EDIT I understand that he objective that I have in the code shown above will have symmetric gradients. So here I am looking for a solution like (1,1,1) or (2,2,2). But in actual implementation, my objective function will have gradients that are not symmetric.

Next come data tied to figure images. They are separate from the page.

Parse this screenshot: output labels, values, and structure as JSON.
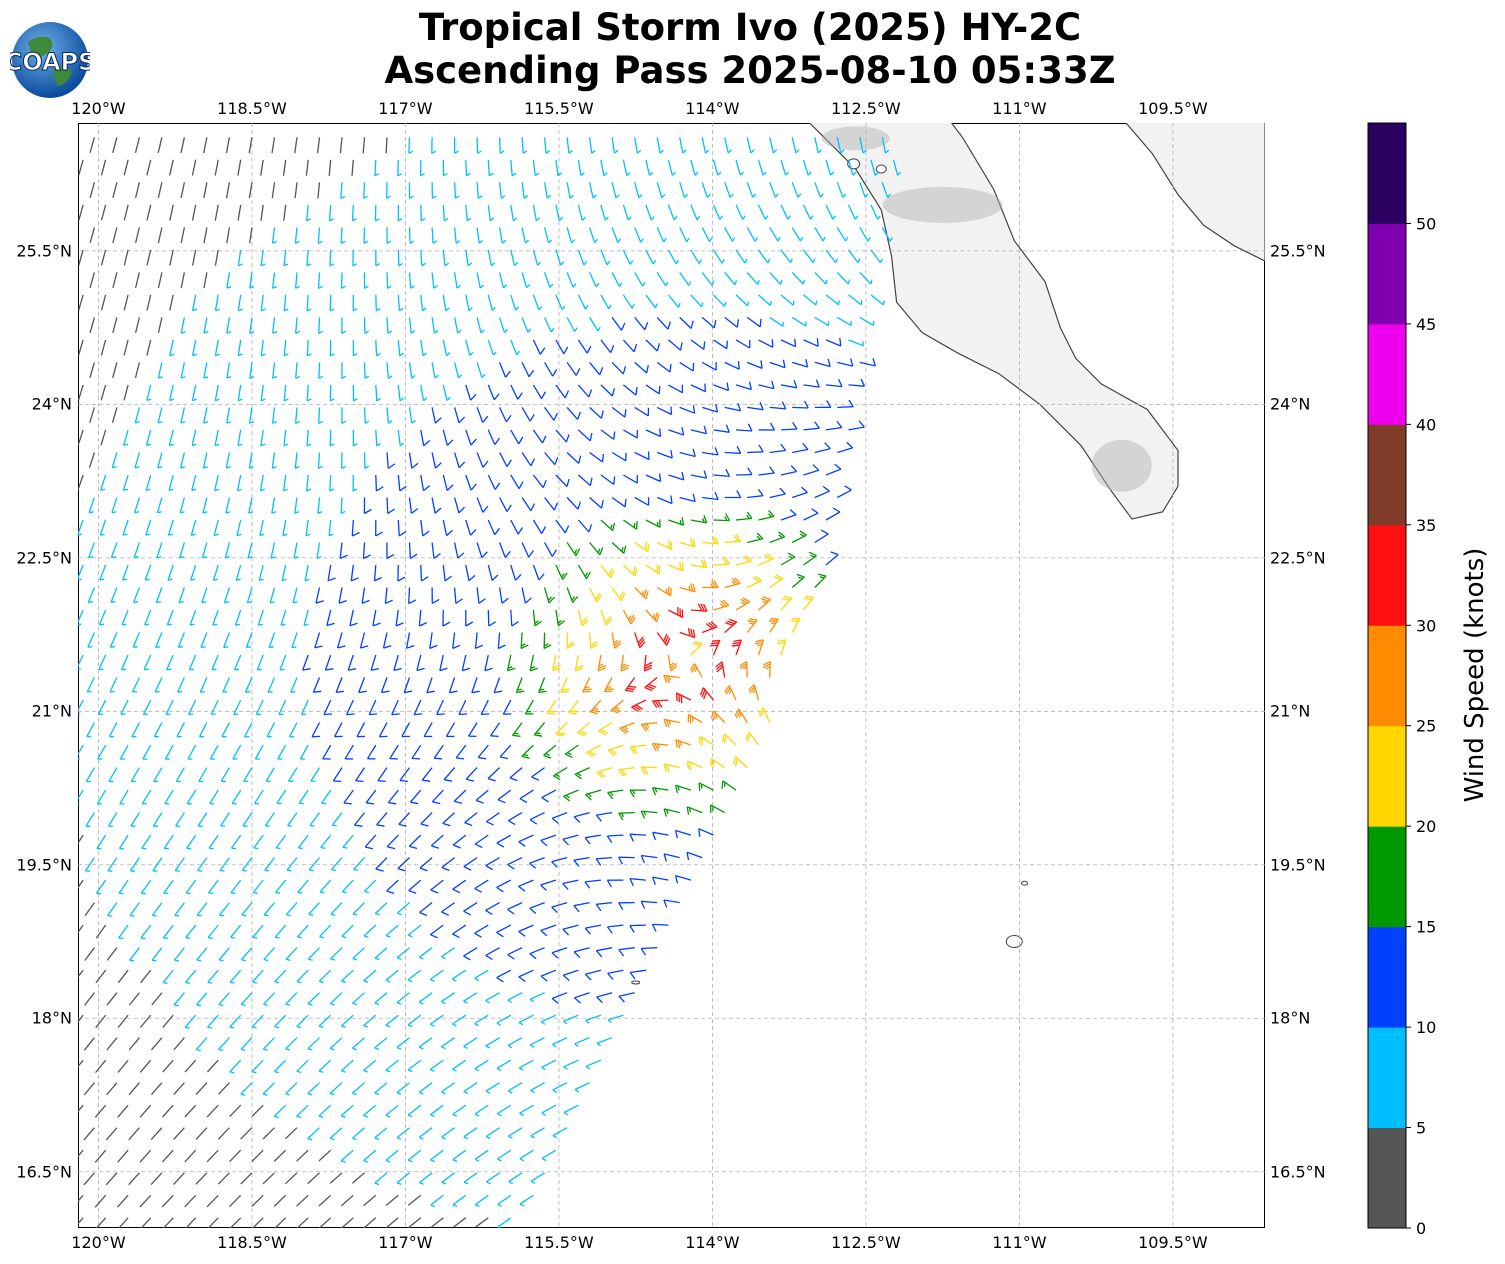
{
  "title": {
    "line1": "Tropical Storm Ivo (2025) HY-2C",
    "line2": "Ascending Pass 2025-08-10 05:33Z"
  },
  "logo": {
    "text": "COAPS",
    "icon": "globe-icon"
  },
  "map": {
    "lon_range": [
      -120.2,
      -108.6
    ],
    "lat_range": [
      15.95,
      26.75
    ],
    "lon_ticks": [
      "120°W",
      "118.5°W",
      "117°W",
      "115.5°W",
      "114°W",
      "112.5°W",
      "111°W",
      "109.5°W"
    ],
    "lat_ticks": [
      "25.5°N",
      "24°N",
      "22.5°N",
      "21°N",
      "19.5°N",
      "18°N",
      "16.5°N"
    ],
    "grid": true,
    "storm_center": {
      "lon": -114.3,
      "lat": 21.5
    },
    "swath_east_edge": [
      {
        "lon": -115.8,
        "lat": 16.0
      },
      {
        "lon": -112.9,
        "lat": 22.0
      },
      {
        "lon": -112.1,
        "lat": 26.8
      }
    ],
    "colors": {
      "land": "#f2f2f2",
      "land_high": "#b0b0b0",
      "coast": "#444444",
      "grid": "#b0b0b0"
    }
  },
  "colorbar": {
    "label": "Wind Speed (knots)",
    "bounds": [
      0,
      5,
      10,
      15,
      20,
      25,
      30,
      35,
      40,
      45,
      50,
      55
    ],
    "tick_labels": [
      "0",
      "5",
      "10",
      "15",
      "20",
      "25",
      "30",
      "35",
      "40",
      "45",
      "50"
    ],
    "colors": [
      "#555555",
      "#00bfff",
      "#0040ff",
      "#009900",
      "#ffd700",
      "#ff8c00",
      "#ff1010",
      "#803c28",
      "#ee00ee",
      "#8000b0",
      "#2a0060"
    ]
  }
}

So in a way I need to know the ratio between them.
import sympy as sp
# define a vector of variables
vm = sp.var('m0:3', real = True)
y = 4*sp.log(vm[0]) + 4*sp.log(vm[1]) + 4*sp.log(vm[2]) - 2*sp.log(vm[1] + vm[2]) \
- 2*sp.log(vm[0] + vm[2]) - 2*sp.log(vm[0] + vm[1]) - 6*sp.log(vm[0] + vm[1] + vm[2])
The gradient w.r.t. to vm
can be obtained as
grad = [sp.diff(y, i) for i in vm]
However, the result is a set of complicated rational polynomials which cannot be handled by sp.solve(grad, vm)
. We can help solve
by performing some preprocessing on the equations, namely, factorizing and considering only the numerator:
grad_numerators = [sp.numer(sp.diff(y, i).together()).factor() for i in vm]
Now a call to
sp.solve(grad_numerators,vm)
gives a set of possible solutions.
[{m1: -m2, m0: 0}, {m0: -m1, m2: 0}, {m1: m2, m0: -4*m2/3}, {m1: 0, m0: -m2}, {m1: -3*m2/4, m0: -3*m2/4}, {m1: -4*m2/3, m0: m2}]
Note that some of them may be invalid in the sense that they may correspond to a zero denominator for (some of) the grad
elements, which were ignored in this derivation.